Merci pour ces conseils. Je suis au Burkina Faso mais je vous lis avec plaisir.
MERCI pour votre article,vos réflexions avec lesquelles je me sens bien en accord !
Personnellement, malgré mes 80 ans, je n’ai pas eu peur du Covid 19. Ayant appris qui était le Pr. Raoult et combien il était controversé (par qui et à quel titre), j’ai voulu me faire une idée personnelle. J’ai donc regardé certaines de ses vidéos, surtout au début du 1er confinement. J’ai entendu un homme qui parlait calmement du problème, en s’appuyant sur ses connaissances au sujet des virus et sans cacher les zones inconnues, un homme qui osait dire : »voilà ce que je sais », « voilà ce que je ne sais pas », « on verra bien » … et qui a continué à soigner les gens selon sa conscience, malgré le remue-ménage alentour et les interdictions idiotes, voire fautives. J’ai su qu’il fallait renforcer mes défenses immunitaires et comment (Vit.C et D + Zinc). Vivant à la campagne, j’ai continué à faire mon jardin et à marcher. Résultat: je n’ai pas eu le Covid 19 … Mais l’Ukraine … c’est autre chose: Poutine est un personnage réellement puissant et imprévisible, dangereux. J’écoute ceux qui parlent avec modération et compétence politique ou militaire, qui essaient de comprendre et faire comprendre, avec le souci d’informer vraiment, sans transmettre d’émotion « survoltée ». Merci beaucoup de votre article qui invite à « prendre du recul » face à cette culture de la peur entretenue par certains … qui cherchent à nous manipuler à leur avantage …

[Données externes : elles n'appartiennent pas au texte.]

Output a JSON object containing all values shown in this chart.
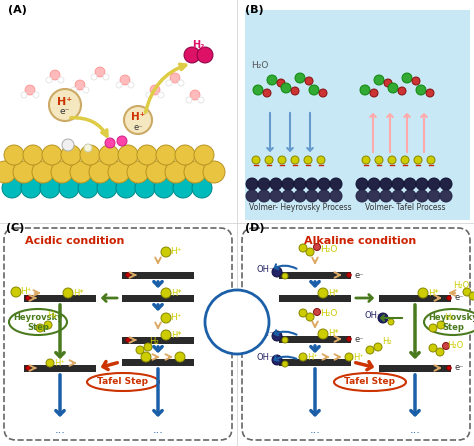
{
  "bg_color": "#ffffff",
  "panel_B_bg": "#c8e8f5",
  "electrode_color": "#2a2a2a",
  "arrow_blue": "#1a5fa8",
  "arrow_green": "#4a7a1e",
  "arrow_red": "#cc3300",
  "text_red": "#cc2200",
  "text_green": "#4a7a1e",
  "volmer_circle_color": "#1a5fa8",
  "H_atom_fc": "#cccc00",
  "H_atom_ec": "#888800",
  "dark_atom_fc": "#222266",
  "dark_atom_ec": "#111144",
  "electron_fc": "#cc0000",
  "hollow_arrow_color": "#ddaa66",
  "label_acidic": "Acidic condition",
  "label_alkaline": "Alkaline condition",
  "label_volmer_hey_B": "Volmer- Heyrovsky Process",
  "label_volmer_tafel_B": "Volmer- Tafel Process"
}
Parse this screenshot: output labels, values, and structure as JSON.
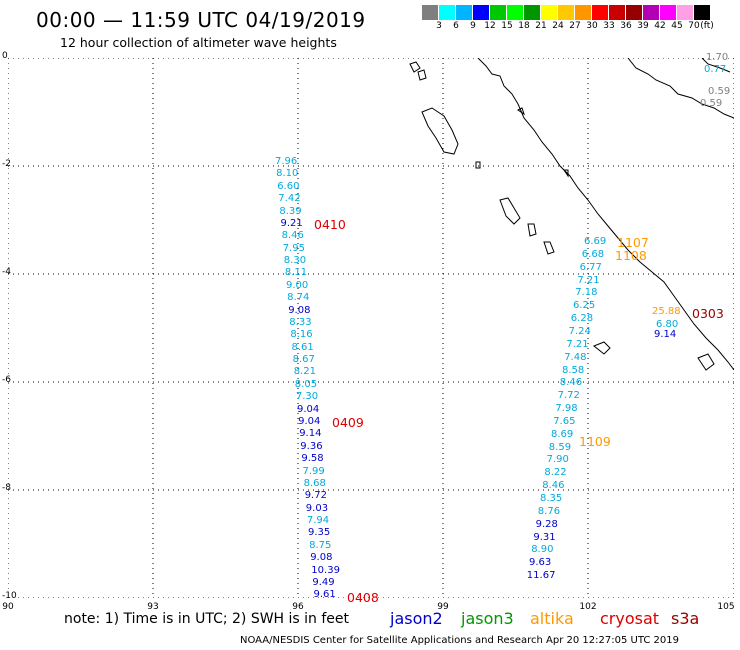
{
  "title": "00:00 — 11:59 UTC 04/19/2019",
  "subtitle": "12 hour collection of altimeter wave heights",
  "colorbar": {
    "colors": [
      "#7f7f7f",
      "#00ffff",
      "#00b4ff",
      "#0000ff",
      "#00c800",
      "#00ff00",
      "#009600",
      "#ffff00",
      "#ffc800",
      "#ff9600",
      "#ff0000",
      "#c80000",
      "#960000",
      "#b400b4",
      "#ff00ff",
      "#ffa0e6",
      "#000000"
    ],
    "labels": [
      "3",
      "6",
      "9",
      "12",
      "15",
      "18",
      "21",
      "24",
      "27",
      "30",
      "33",
      "36",
      "39",
      "42",
      "45",
      "70",
      "(ft)"
    ]
  },
  "axes": {
    "x_ticks": [
      "90",
      "93",
      "96",
      "99",
      "102",
      "105"
    ],
    "y_ticks": [
      "0",
      "-2",
      "-4",
      "-6",
      "-8",
      "-10"
    ]
  },
  "satellite_colors": {
    "jason2": "#0000cc",
    "jason3": "#009900",
    "altika": "#ff9900",
    "cryosat": "#dd0000",
    "s3a": "#990000",
    "cyan": "#00aadd",
    "gray": "#808080"
  },
  "tracks": {
    "west": [
      {
        "v": "7.96",
        "c": "cyan"
      },
      {
        "v": "8.10",
        "c": "cyan"
      },
      {
        "v": "6.60",
        "c": "cyan"
      },
      {
        "v": "7.42",
        "c": "cyan"
      },
      {
        "v": "8.39",
        "c": "cyan"
      },
      {
        "v": "9.21",
        "c": "jason2"
      },
      {
        "v": "8.46",
        "c": "cyan"
      },
      {
        "v": "7.95",
        "c": "cyan"
      },
      {
        "v": "8.30",
        "c": "cyan"
      },
      {
        "v": "8.11",
        "c": "cyan"
      },
      {
        "v": "9.00",
        "c": "cyan"
      },
      {
        "v": "8.74",
        "c": "cyan"
      },
      {
        "v": "9.08",
        "c": "jason2"
      },
      {
        "v": "8.33",
        "c": "cyan"
      },
      {
        "v": "8.16",
        "c": "cyan"
      },
      {
        "v": "8.61",
        "c": "cyan"
      },
      {
        "v": "8.67",
        "c": "cyan"
      },
      {
        "v": "8.21",
        "c": "cyan"
      },
      {
        "v": "8.05",
        "c": "cyan"
      },
      {
        "v": "7.30",
        "c": "cyan"
      },
      {
        "v": "9.04",
        "c": "jason2"
      },
      {
        "v": "9.04",
        "c": "jason2"
      },
      {
        "v": "9.14",
        "c": "jason2"
      },
      {
        "v": "9.36",
        "c": "jason2"
      },
      {
        "v": "9.58",
        "c": "jason2"
      },
      {
        "v": "7.99",
        "c": "cyan"
      },
      {
        "v": "8.68",
        "c": "cyan"
      },
      {
        "v": "9.72",
        "c": "jason2"
      },
      {
        "v": "9.03",
        "c": "jason2"
      },
      {
        "v": "7.94",
        "c": "cyan"
      },
      {
        "v": "9.35",
        "c": "jason2"
      },
      {
        "v": "8.75",
        "c": "cyan"
      },
      {
        "v": "9.08",
        "c": "jason2"
      },
      {
        "v": "10.39",
        "c": "jason2"
      },
      {
        "v": "9.49",
        "c": "jason2"
      },
      {
        "v": "9.61",
        "c": "jason2"
      }
    ],
    "east": [
      {
        "v": "6.69",
        "c": "cyan"
      },
      {
        "v": "6.68",
        "c": "cyan"
      },
      {
        "v": "6.77",
        "c": "cyan"
      },
      {
        "v": "7.21",
        "c": "cyan"
      },
      {
        "v": "7.18",
        "c": "cyan"
      },
      {
        "v": "6.25",
        "c": "cyan"
      },
      {
        "v": "6.28",
        "c": "cyan"
      },
      {
        "v": "7.24",
        "c": "cyan"
      },
      {
        "v": "7.21",
        "c": "cyan"
      },
      {
        "v": "7.48",
        "c": "cyan"
      },
      {
        "v": "8.58",
        "c": "cyan"
      },
      {
        "v": "8.46",
        "c": "cyan"
      },
      {
        "v": "7.72",
        "c": "cyan"
      },
      {
        "v": "7.98",
        "c": "cyan"
      },
      {
        "v": "7.65",
        "c": "cyan"
      },
      {
        "v": "8.69",
        "c": "cyan"
      },
      {
        "v": "8.59",
        "c": "cyan"
      },
      {
        "v": "7.90",
        "c": "cyan"
      },
      {
        "v": "8.22",
        "c": "cyan"
      },
      {
        "v": "8.46",
        "c": "cyan"
      },
      {
        "v": "8.35",
        "c": "cyan"
      },
      {
        "v": "8.76",
        "c": "cyan"
      },
      {
        "v": "9.28",
        "c": "jason2"
      },
      {
        "v": "9.31",
        "c": "jason2"
      },
      {
        "v": "8.90",
        "c": "cyan"
      },
      {
        "v": "9.63",
        "c": "jason2"
      },
      {
        "v": "11.67",
        "c": "jason2"
      }
    ],
    "corner": [
      {
        "v": "1.70",
        "c": "gray"
      },
      {
        "v": "0.77",
        "c": "cyan"
      },
      {
        "v": "0.59",
        "c": "gray"
      },
      {
        "v": "0.59",
        "c": "gray"
      }
    ],
    "extra": [
      {
        "v": "25.88",
        "c": "altika"
      },
      {
        "v": "6.80",
        "c": "cyan"
      },
      {
        "v": "9.14",
        "c": "jason2"
      }
    ]
  },
  "pass_times": [
    {
      "t": "0410",
      "c": "cryosat"
    },
    {
      "t": "0409",
      "c": "cryosat"
    },
    {
      "t": "0408",
      "c": "cryosat"
    },
    {
      "t": "1107",
      "c": "altika"
    },
    {
      "t": "1108",
      "c": "altika"
    },
    {
      "t": "1109",
      "c": "altika"
    },
    {
      "t": "0303",
      "c": "s3a"
    }
  ],
  "note": "note: 1) Time is in UTC; 2) SWH is in feet",
  "legend": [
    {
      "name": "jason2",
      "c": "jason2"
    },
    {
      "name": "jason3",
      "c": "jason3"
    },
    {
      "name": "altika",
      "c": "altika"
    },
    {
      "name": "cryosat",
      "c": "cryosat"
    },
    {
      "name": "s3a",
      "c": "s3a"
    }
  ],
  "footer": "NOAA/NESDIS Center for Satellite Applications and Research     Apr 20 12:27:05 UTC 2019"
}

la différence entre covid et Poutine c’est que dans le second cas il y a eu escalade et qu’elle continue … aujourd’hui l’OTAN menace d’entre dans le conflit … il faut être insensible pour ne pas avoir très peur …
mais ce n’est pas nouveau du tout, rappelez-vous les temps forts de la guerre froide quand la menace nucléaire était déjà présente ! je faisais des cauchemars toutes les nuits !! mais je pensais que l’on en étaient sortis … erreur ! on est replongé dedans et cela peut mettre des décennies pour que le traumatisme disparaisse …
Quelle clairvoyance et quel courage ! Merci pour ce que vous nous écrivez.